L’idea che il corpo “dica la verità” più della persona. La tendenza a sessualizzare anche l’infanzia femminile. La difficoltà a pensare la violenza senza una “provocazione” che l'abbia suscitata, non sono anomalie individuali: sono sedimenti storici inflitrati nell'applicazione della giustizia.
Ovviamente oggi nessuno direbbe apertamente: “se è rimasta incinta, allora era consenziente”, ma la matrice mentale può sopravvivere in forme attenuate:
- “non ha opposto resistenza”
- “il rapporto non è stato violento”
- “c’era una relazione”
- “non è chiaro il dissenso dunque è consenso”
Sono tutte varianti moderne dello stesso schema: il consenso non come atto della volontà, ma come assenza di segni di rifiuto, o peggio, come esito del corpo, di un corpo biologicamente già fecondo.
Nel caso di una bambina, questo è ancora più grave: il diritto dovrebbe proteggere proprio dove la volontà non può esistere come consenso.
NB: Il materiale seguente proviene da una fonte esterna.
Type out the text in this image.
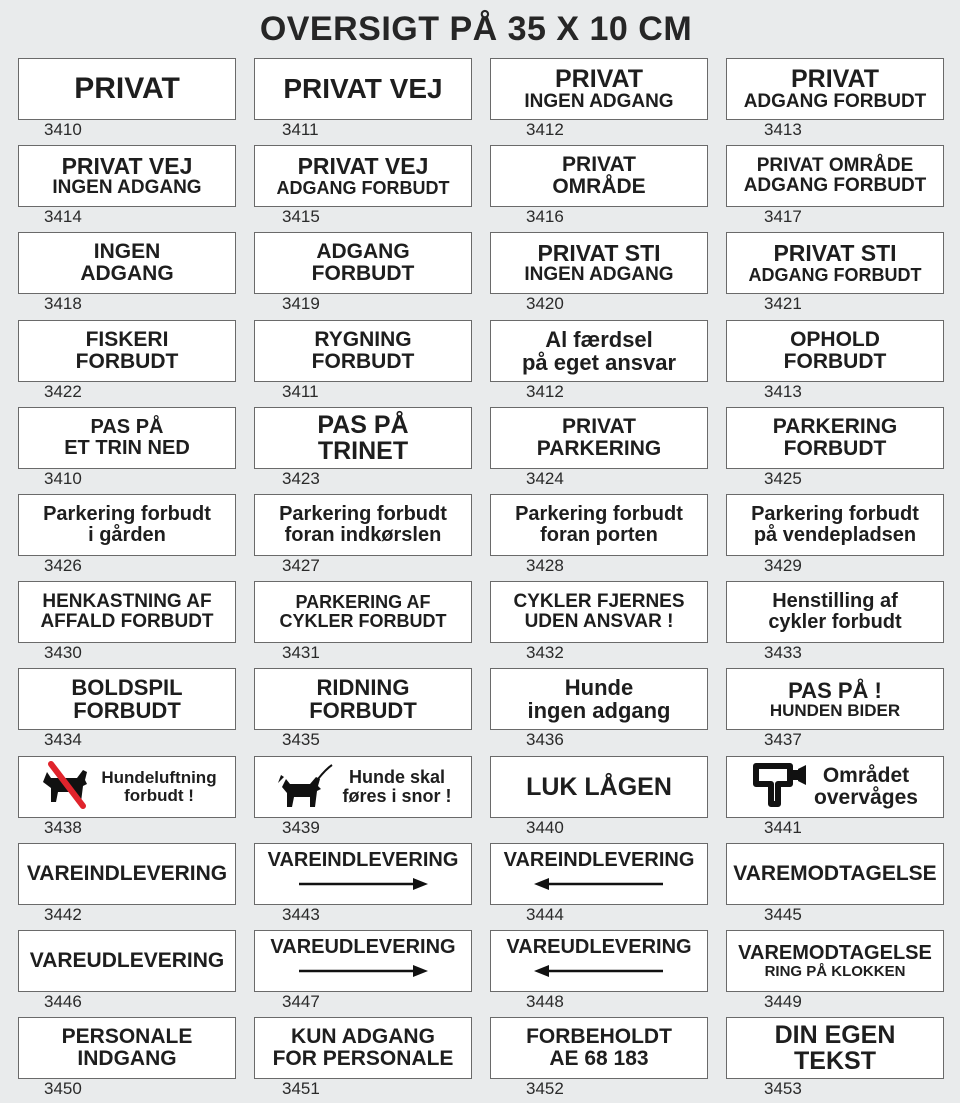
OVERSIGT PÅ 35 X 10 CM
PRIVAT
3410
PRIVAT VEJ
3411
PRIVAT
INGEN ADGANG
3412
PRIVAT
ADGANG FORBUDT
3413
PRIVAT VEJ
INGEN ADGANG
3414
PRIVAT VEJ
ADGANG FORBUDT
3415
PRIVAT
OMRÅDE
3416
PRIVAT OMRÅDE
ADGANG FORBUDT
3417
INGEN
ADGANG
3418
ADGANG
FORBUDT
3419
PRIVAT STI
INGEN ADGANG
3420
PRIVAT STI
ADGANG FORBUDT
3421
FISKERI
FORBUDT
3422
RYGNING
FORBUDT
3411
Al færdsel
på eget ansvar
3412
OPHOLD
FORBUDT
3413
PAS PÅ
ET TRIN NED
3410
PAS PÅ
TRINET
3423
PRIVAT
PARKERING
3424
PARKERING
FORBUDT
3425
Parkering forbudt
i gården
3426
Parkering forbudt
foran indkørslen
3427
Parkering forbudt
foran porten
3428
Parkering forbudt
på vendepladsen
3429
HENKASTNING AF
AFFALD FORBUDT
3430
PARKERING AF
CYKLER FORBUDT
3431
CYKLER FJERNES
UDEN ANSVAR !
3432
Henstilling af
cykler forbudt
3433
BOLDSPIL
FORBUDT
3434
RIDNING
FORBUDT
3435
Hunde
ingen adgang
3436
PAS PÅ !
HUNDEN BIDER
3437
Hundeluftning
forbudt !
3438
Hunde skal
føres i snor !
3439
LUK LÅGEN
3440
Området
overvåges
3441
VAREINDLEVERING
3442
VAREINDLEVERING
3443
VAREINDLEVERING
3444
VAREMODTAGELSE
3445
VAREUDLEVERING
3446
VAREUDLEVERING
3447
VAREUDLEVERING
3448
VAREMODTAGELSE
RING PÅ KLOKKEN
3449
PERSONALE
INDGANG
3450
KUN ADGANG
FOR PERSONALE
3451
FORBEHOLDT
AE 68 183
3452
DIN EGEN
TEKST
3453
Ed è assurdo pensare come una bambina di 10 anni sia giuridicamente capace di consenso. Non è una valutazione morale, ma strutturale: manca la possibilità stessa di comprendere, scegliere, rifiutare. La Magistratura Italiana sta facendo una cosa molto precisa: sta reintroducendo surrettiziamente un’idea premoderna di consenso, non più fondata sull’età o sulla volontà.
Ovviamente alla Magistratura non mancano i parametri scientifici di riferimento, parametri ampiamente assecondati durante la pandemia del 2020. Sebbene potrebbe sembrare un'antitesi per assurdo e la stessa OMS non sia fonte di diritto normativo vincolante, è stato dichiarato a seguito di studi condotti sullo sviluppo del cervello umano, in particolare le aree responsabili della regolazione emotiva e del controllo degli impulsi, che la sua completa maturazione giunge in media intorno ai 24–25 anni... Questo dettaglio farà sorridere i lettori - a maggior ragione se pensiamo a soggetti che sembrano non raggiungere mai l'agognata maturità emotiva - ma allo stesso tempo implica un controsenso assoluto: la bambina aveva 10 anni e compiere atti sessuali su minori, non è una variante ludica ma resta
una violenza sessuale aggravata dal fatto che la vittima sia cognitivamente incapace di intendere e di volere, ma capace di sognare un mondo ancora incantato e innocente fino a prova contraria.